Honey Champagne Fondue

Prep Time: 10 minutes | Cook Time: 15 minutes | Total Time: 25 minutes | Servings: 6

Ingredients

  • 1 cup dry champagne or sparkling white wine
  • 1 clove garlic, halved
  • 2 cups shredded Gruyère cheese
  • 1 cup shredded sharp white cheddar
  • 2 tablespoons cornstarch
  • 2 tablespoons honey, plus more for drizzling
  • 1 teaspoon Dijon mustard
  • 1/4 teaspoon white pepper
  • Pinch of nutmeg
  • Crusty baguette, cubed, for dipping
  • Apple slices, grapes, and cured meats, for serving

Instructions

  1. Prep the pot. Rub the inside of a medium saucepan or fondue pot thoroughly with the cut side of the garlic clove. Discard the garlic. This infuses a subtle savory base without overpowering the honey notes.
  2. Warm the champagne. Pour the champagne into the prepared pot and set over medium heat. Bring to a gentle simmer — do not boil. The bubbles should be quiet and easy.
  3. Toss cheese with cornstarch. In a bowl, combine the shredded Gruyère and white cheddar with the cornstarch. Toss well to coat every strand; this step keeps the fondue smooth and prevents the cheese from breaking or clumping.
  4. Melt the cheese. Add the cheese to the simmering champagne one small handful at a time, stirring in a figure-eight motion after each addition.

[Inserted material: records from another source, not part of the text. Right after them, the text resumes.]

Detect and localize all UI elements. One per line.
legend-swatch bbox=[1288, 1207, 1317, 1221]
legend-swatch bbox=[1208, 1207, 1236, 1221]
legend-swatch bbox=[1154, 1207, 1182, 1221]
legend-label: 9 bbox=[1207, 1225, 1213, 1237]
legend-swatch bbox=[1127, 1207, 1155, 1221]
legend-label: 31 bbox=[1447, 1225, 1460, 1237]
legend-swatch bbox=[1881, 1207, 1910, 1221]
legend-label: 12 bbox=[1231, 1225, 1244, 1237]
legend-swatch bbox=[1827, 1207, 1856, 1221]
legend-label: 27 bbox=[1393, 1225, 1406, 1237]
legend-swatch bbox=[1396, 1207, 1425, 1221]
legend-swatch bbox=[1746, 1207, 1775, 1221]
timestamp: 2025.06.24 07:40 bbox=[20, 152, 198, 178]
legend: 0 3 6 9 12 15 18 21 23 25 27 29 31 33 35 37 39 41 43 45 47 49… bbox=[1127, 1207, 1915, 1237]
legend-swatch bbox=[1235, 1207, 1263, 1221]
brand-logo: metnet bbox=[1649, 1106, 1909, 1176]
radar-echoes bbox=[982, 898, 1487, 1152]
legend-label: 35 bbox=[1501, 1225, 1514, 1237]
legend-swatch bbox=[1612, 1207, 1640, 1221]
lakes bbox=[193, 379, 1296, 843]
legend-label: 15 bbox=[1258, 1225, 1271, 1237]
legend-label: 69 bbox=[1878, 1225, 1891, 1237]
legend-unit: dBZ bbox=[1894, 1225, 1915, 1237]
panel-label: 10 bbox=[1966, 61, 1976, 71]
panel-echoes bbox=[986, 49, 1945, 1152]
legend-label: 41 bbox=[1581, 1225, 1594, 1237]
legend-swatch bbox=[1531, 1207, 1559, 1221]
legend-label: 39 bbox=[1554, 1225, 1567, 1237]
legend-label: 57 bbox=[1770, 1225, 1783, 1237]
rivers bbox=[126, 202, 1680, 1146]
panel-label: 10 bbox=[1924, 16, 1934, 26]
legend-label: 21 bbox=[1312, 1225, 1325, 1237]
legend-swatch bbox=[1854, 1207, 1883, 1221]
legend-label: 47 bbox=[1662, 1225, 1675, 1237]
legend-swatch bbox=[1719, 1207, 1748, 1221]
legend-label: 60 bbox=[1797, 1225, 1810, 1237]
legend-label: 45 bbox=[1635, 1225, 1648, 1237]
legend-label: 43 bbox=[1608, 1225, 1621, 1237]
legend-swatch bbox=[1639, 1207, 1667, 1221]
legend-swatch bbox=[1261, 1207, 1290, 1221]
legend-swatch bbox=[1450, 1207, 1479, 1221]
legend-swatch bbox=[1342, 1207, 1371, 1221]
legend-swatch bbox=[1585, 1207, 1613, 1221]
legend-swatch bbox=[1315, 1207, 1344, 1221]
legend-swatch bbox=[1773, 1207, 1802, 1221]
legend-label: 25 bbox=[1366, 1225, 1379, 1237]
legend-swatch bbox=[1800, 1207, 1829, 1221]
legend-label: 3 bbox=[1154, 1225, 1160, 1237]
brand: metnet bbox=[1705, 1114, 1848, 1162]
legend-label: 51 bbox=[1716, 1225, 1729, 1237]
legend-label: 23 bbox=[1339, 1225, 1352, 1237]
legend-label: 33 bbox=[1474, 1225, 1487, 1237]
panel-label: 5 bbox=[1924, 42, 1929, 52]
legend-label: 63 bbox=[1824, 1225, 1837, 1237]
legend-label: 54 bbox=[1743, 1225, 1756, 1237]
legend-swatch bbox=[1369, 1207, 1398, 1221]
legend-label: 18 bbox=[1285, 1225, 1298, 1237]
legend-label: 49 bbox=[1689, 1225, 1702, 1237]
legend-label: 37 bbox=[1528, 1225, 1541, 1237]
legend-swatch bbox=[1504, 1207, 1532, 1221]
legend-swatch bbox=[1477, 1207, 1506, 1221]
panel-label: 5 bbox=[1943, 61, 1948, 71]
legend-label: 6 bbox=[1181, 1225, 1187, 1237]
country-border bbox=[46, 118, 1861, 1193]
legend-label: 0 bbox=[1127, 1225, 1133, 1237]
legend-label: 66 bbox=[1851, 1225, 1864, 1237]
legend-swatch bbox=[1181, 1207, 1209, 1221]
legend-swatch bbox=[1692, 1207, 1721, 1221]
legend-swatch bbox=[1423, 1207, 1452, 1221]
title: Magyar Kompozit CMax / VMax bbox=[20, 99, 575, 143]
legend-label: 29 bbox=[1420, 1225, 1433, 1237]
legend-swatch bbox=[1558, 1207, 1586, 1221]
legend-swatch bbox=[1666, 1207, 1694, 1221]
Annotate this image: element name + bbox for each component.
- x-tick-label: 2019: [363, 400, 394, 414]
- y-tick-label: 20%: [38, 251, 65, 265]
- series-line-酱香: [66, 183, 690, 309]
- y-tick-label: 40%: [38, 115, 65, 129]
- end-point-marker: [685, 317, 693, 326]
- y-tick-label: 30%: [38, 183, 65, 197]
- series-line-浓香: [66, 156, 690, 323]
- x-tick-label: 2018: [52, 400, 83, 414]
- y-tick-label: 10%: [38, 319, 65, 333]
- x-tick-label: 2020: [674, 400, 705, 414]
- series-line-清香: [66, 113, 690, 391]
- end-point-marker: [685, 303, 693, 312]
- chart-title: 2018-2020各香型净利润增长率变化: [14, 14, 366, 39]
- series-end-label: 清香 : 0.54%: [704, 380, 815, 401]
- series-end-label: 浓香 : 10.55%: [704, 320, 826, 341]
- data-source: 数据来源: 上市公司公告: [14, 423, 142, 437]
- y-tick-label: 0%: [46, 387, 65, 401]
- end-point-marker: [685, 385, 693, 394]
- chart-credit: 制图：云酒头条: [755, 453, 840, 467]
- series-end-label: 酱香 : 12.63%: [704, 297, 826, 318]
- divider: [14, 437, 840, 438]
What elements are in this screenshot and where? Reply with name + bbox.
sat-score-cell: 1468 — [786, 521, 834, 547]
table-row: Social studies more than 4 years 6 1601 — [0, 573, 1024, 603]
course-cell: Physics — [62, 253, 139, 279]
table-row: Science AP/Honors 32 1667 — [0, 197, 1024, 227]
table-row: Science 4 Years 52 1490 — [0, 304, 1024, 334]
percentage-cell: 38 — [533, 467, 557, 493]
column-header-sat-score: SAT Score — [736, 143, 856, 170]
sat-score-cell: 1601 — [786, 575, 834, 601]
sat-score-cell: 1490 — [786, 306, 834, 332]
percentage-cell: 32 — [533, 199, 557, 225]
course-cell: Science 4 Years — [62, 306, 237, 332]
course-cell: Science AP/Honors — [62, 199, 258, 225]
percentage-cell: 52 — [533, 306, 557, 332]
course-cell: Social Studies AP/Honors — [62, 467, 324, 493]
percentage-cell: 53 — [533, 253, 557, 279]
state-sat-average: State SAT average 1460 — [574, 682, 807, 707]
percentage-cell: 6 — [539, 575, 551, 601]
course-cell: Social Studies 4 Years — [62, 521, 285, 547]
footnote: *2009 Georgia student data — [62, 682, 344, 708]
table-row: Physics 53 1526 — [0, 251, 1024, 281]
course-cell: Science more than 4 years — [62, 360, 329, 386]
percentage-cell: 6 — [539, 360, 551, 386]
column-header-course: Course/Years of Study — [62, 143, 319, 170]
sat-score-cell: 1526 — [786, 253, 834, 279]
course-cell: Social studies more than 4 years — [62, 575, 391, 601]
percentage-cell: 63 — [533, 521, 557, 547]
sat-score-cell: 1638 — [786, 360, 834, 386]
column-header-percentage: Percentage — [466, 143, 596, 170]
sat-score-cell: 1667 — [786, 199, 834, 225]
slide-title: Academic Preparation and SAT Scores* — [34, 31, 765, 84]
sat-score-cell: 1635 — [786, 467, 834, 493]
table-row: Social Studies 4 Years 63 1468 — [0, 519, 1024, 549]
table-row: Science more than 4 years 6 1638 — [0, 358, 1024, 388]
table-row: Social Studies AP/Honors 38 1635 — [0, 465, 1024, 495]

Allow each addition to fully melt before adding the next. Patience here makes all the difference.
  5. Finish with honey and seasoning. Once all the cheese is melted and the fondue is silky, stir in the honey, Dijon mustard, white pepper, and nutmeg. Taste and adjust — add a touch more honey if you want it sweeter, a pinch more pepper for warmth.
  6. Serve immediately. Transfer to a fondue pot set over a low flame to keep warm. Drizzle with a little extra honey just before serving. Arrange the bread cubes, apple slices, grapes, and cured meats around the pot and let everyone dip at their own pace.

Nutrition (per serving)

Calories: 310 | Protein: 16g | Fat: 18g | Carbs: 14g | Fiber: 0g | Sodium: 420mg

Eleni Papadopoulos
About the cook who shared this
Eleni Papadopoulos
Week 376 of Eleni’s 30-year story · Tampa, Florida
Eleni is a fifty-three-year-old Greek-American real estate agent in Tampa who rebuilt her life after her husband's business collapsed and took everything with it — the house, the savings, the marriage. She went back to her roots, cooking the Mediterranean food her Yiayia taught her in Tarpon Springs, and discovered that olive oil and stubbornness can get you through almost anything. Her spanakopita could stop traffic. Her comeback story could inspire a movie.